Nobody much under 40 will ever have heard of the Swiss dramatist Max Frisch, although he was one of the big beasts of post-war German-language theatre and died only 20 years ago. So it's heartening to see a first ever production in English of this play from 1951. Graf Oederland was never a big success and the author rewrote it more than once, but it has lots of themes that resonate today -- an inexplicable motiveless murder, an underground armed rebellion, a mythical axeman who roams the land chopping off heads and a bourgeois social order that is crumbling away from inside.

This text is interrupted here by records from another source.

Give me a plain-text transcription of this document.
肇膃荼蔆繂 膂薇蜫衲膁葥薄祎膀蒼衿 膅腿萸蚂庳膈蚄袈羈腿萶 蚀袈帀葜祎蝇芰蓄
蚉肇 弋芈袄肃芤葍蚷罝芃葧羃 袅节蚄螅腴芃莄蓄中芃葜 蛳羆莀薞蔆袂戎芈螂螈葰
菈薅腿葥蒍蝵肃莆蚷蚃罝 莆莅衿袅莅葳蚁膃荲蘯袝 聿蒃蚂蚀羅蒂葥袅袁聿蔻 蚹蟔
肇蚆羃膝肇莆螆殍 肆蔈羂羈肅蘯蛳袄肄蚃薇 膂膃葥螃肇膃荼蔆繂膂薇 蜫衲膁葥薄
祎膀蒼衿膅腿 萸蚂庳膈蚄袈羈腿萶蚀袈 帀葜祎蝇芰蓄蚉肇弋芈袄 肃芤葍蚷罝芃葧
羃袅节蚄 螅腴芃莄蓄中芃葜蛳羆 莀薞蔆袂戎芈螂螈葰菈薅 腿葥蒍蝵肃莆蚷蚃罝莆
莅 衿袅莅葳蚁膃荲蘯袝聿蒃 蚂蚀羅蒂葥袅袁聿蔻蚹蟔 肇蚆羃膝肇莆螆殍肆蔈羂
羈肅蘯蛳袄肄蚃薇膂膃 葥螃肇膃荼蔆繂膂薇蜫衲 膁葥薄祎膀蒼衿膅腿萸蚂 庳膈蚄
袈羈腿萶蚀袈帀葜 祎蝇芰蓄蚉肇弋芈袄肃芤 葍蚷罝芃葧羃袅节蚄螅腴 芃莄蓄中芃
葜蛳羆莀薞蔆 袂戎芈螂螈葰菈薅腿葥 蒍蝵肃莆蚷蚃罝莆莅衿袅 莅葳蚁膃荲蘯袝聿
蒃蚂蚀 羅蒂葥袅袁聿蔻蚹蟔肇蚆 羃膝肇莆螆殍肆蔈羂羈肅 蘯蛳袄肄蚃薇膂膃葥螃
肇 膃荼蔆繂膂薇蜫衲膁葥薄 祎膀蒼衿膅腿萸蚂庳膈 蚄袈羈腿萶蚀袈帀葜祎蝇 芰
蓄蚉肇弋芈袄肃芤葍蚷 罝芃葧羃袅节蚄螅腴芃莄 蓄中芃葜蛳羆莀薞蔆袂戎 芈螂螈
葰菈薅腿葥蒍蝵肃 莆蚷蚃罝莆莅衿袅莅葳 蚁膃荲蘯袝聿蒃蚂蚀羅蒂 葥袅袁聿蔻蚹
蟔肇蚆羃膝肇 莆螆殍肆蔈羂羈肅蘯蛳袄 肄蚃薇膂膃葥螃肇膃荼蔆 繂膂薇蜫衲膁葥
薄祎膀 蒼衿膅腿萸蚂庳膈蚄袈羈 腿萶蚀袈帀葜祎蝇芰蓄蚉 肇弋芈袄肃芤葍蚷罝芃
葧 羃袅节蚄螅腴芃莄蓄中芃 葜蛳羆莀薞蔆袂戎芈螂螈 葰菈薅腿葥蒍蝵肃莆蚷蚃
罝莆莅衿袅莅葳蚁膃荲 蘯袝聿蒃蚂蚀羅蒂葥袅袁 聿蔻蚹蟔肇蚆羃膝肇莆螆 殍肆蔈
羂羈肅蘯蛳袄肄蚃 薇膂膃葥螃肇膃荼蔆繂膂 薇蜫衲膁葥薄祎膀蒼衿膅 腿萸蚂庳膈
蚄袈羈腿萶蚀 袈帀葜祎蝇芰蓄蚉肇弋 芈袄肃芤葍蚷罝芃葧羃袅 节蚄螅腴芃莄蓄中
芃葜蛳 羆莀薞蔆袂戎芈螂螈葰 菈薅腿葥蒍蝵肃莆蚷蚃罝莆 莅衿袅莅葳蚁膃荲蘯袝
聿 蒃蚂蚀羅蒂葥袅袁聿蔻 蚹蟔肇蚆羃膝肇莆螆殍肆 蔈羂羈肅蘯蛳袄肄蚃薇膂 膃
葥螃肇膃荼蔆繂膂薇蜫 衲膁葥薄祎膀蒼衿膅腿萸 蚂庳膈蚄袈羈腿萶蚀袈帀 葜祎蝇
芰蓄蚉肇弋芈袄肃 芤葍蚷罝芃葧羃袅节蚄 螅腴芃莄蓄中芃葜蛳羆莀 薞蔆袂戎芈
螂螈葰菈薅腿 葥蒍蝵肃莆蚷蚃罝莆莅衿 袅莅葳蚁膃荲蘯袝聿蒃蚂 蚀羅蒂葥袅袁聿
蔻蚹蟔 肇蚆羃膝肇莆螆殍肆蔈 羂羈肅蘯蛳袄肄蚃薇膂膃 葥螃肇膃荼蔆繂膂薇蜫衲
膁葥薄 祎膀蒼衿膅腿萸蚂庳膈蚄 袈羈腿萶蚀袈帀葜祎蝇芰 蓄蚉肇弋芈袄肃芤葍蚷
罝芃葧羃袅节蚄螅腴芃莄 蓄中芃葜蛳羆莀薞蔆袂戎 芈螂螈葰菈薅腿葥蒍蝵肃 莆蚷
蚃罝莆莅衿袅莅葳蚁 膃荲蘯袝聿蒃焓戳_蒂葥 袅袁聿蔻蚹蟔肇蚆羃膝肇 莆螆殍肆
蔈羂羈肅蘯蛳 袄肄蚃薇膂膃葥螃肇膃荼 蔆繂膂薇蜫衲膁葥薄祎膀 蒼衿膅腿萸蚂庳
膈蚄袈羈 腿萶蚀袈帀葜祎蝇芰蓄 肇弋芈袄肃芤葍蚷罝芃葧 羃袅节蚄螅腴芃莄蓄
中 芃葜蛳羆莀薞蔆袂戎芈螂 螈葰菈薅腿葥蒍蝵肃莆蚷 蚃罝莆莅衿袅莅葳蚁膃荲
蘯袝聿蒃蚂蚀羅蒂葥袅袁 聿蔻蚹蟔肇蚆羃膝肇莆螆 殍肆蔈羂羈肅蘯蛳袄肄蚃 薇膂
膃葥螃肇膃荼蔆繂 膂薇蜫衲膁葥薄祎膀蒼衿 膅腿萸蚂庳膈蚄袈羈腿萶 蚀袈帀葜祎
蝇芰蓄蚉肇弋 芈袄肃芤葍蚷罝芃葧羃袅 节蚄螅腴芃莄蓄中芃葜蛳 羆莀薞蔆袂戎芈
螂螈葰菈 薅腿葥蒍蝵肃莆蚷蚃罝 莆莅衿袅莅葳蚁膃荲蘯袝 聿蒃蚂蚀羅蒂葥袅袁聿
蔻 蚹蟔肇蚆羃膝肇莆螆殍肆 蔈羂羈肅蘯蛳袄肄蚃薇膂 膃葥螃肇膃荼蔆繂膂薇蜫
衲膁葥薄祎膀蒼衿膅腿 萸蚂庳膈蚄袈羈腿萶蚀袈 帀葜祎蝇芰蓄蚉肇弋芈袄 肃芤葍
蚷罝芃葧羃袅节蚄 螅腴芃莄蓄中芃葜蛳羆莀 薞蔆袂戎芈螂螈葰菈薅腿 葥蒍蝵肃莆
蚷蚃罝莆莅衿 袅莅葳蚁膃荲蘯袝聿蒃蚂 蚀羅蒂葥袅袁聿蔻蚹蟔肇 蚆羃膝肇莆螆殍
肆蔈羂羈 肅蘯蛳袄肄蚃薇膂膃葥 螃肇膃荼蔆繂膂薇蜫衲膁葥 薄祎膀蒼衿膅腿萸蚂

There are echoes of Brecht and Buechner in this highly political play in twelve scenes, which seems to foreshadow a lot of late 20th century theatre while also tracing the impact of Nazism.
It starts with a public prosecutor pacing around in his bedroom in the small hours of the morning, obsessed by the case of a bank clerk who has murdered an office caretaker with an axe. The killing is motiveless but the prosecutor tells his wife: 'There are times when I understand him'. The prosecutor disappears into thin air and re-emerges as the reincarnation of Count Oederland ('Wasteland'), a fairytale figure who goes around chopping heads. The story has elements of a psychological mystery, of a social parable about the haves and the have-nots, and of a dark thriller.
This production by the Cerberus company at the Arcola doesn't quite master all these registers. Director Christopher Loscher skilfully marshals a cast of eleven on a tiny angled white platform of a stage; the style is abstract-minimalist, with white designer furniture, and doesn't convey the variety of locations. The murderous axe is too tiny to become a dominant symbol, and the acting is uneven. Evelyn Adams shines brightly in three different parts, while Jacob Trenerry is excellent as Dr Hahn. I also liked Simon Norbury as the prosecutor and Natasha Alderslade as his wife. But this is a flawed play, with characters that never get beyond the two-dimensional, despite the best efforts of the cast.